Summary and Analysis Part 1: Chapter 6

 

Summary

Raskolnikov remembers that Lizaveta has the appointment with the tradespeople because she acts as a go-between for impoverished families forced to sell their goods. He then remembers that he had the address of Alyona Ivanovna from a fellow student and even before he went to see her he had "felt an irresistible dislike for her."

While he is thinking about how obnoxious the pawnbroker is, he overhears a conversation between two young officers who had recently had business with her; they were enumerating all of her horrible flaws. Alyona Ivanovna is spiteful, cranky, and hateful. She charges an exorbitant usurious, interest rate (five to seven percent), is sadistic, and beats her half sister, Lizaveta Ivanovna. She greedily forecloses if one is even one day late, causing poor people to lose valuable property.

Raskolnikov hears the two officers justifying a proposition that the old woman was a detriment to society because actively causes harm and destroys the lives of innocent people by her usury. On the other hand, a person could kill her and use the money to save "scores of families. . .from beggary, from decay, from ruin and corruption." Would not thousands of good deeds wipe out one small transgression? The supposition ends when one of the officers asks the other: "Would you kill the old woman with your own hands?" Both agree that they would not, and that is the end of it.

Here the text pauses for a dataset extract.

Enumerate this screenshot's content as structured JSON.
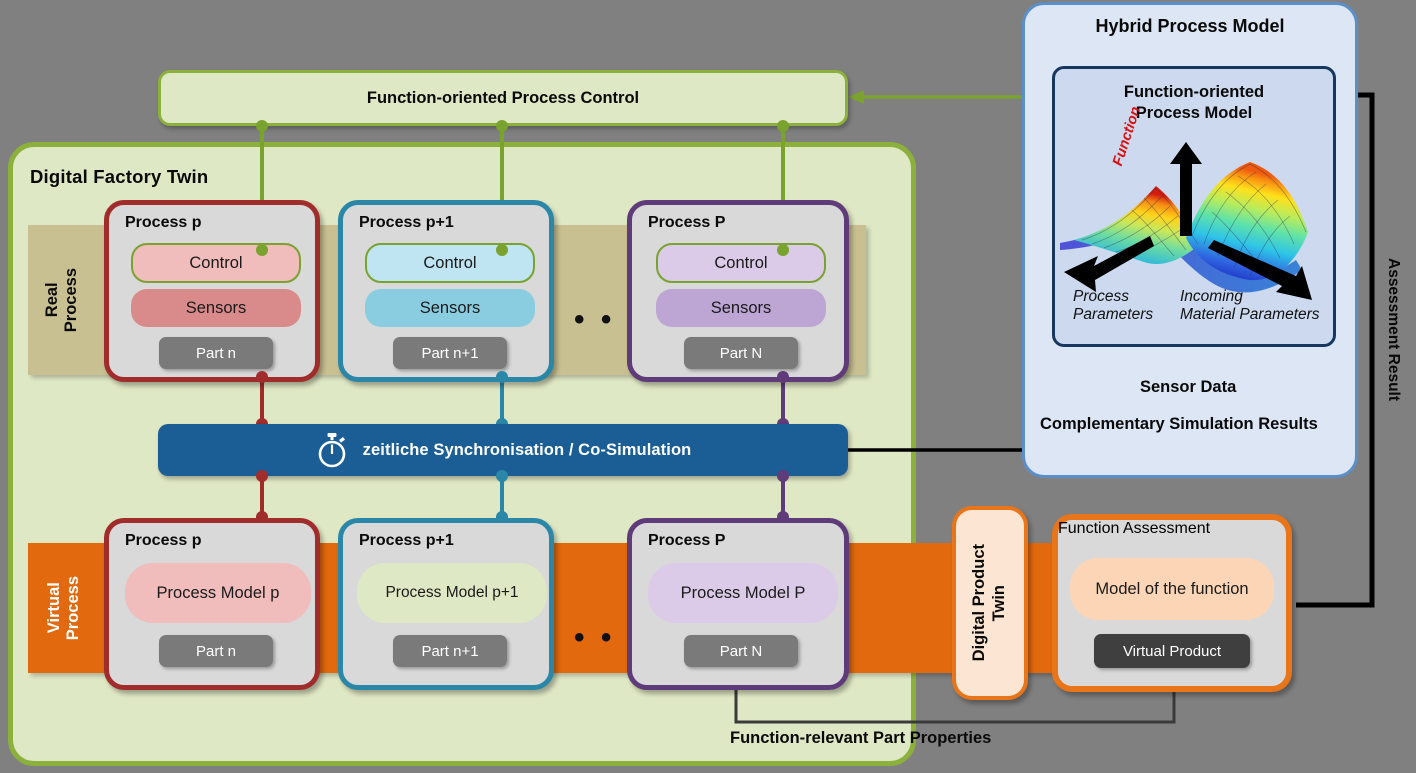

After recalling this conversation, Raskolnikov begins to make preparations by sewing a noose into his overcoat and wrapping the pledge securely. He goes to steal the axe, but Nastasya, the servant, is sitting in the door. He takes an axe from the porter. These preparations delay him and it is 7:30 p.m. before he reaches the pawnbroker's. As he arrives, he notes that there is an empty flat under the pawnbroker's and workers are in there painting it. He climbs to Alyona Ivanovna's flat and rings the doorbell several times before she opens the door.

Analysis

The conversation Raskolnikov overheard six weeks ago is central to his justification for murdering such a person as Alyona Ivanovna. This conversation occurred at the same time that Raskolnikov was independently considering the same ideas. These ideas are not Raskolnikov's, nor Dostoevsky's, nor those of the two officers: Instead they are a synthesis of the German philosopher, Hegel (Georg Wilhelm Friedrich Hegel, 1770-1830).

The thesis of Hegelianism that applies here is an altruistic one in that (1) the old pawnbroker is an active, "harmful thing" and her murder will remove blight upon society. (2) This old pawnbroker has actually been involved in evil matters. (3) Her considerable money, rather than being wasted in a monastery on useless prayers for her horrible soul, can be used to save multiple families from destitution. (4) The person who murders her can then use the money and devote himself "to the service of humanity and the good of all." Therefore, "one tiny crime would be wiped out by thousands of good deeds." The Hegelian antithesis is very simple; that is, who will do the actual killing? If no one is willing to perform this murder, then "there's no justice about it."

Even though Raskolnikov had already been considering these ideas some six weeks ago, he has concerned himself only with the general outlines of his plan and has not worked out details. Therefore, his difficulty later occurs because he "put off trifling details, until he could believe in it all." Thus, he is forced to commit the murder before he has completely resolved all the details.

Raskolnikov's thoughts about crime and psychology reveal his theory that the failure of any crime lies not so much in the impossibility of concealing the crime, as in the criminal himself. "Every criminal, at the moment of the crime, is subject to a collapse of will-power and reason. . . ." Thus, later, Raskolnikov, after murdering Alyona, has a failure of will when he leaves the apartment door wide open, allowing Lizaveta to enter and forcing Raskolnikov to kill her also, and when he arrives at the pawnbroker's a half an hour late.

Finally, the reader should keep in mind that painters are in the flat below; and later Raskolnikov will faint at the smell of paint. There is also an interminably long ringing sound of the bell — a sound that returns to him in his illness.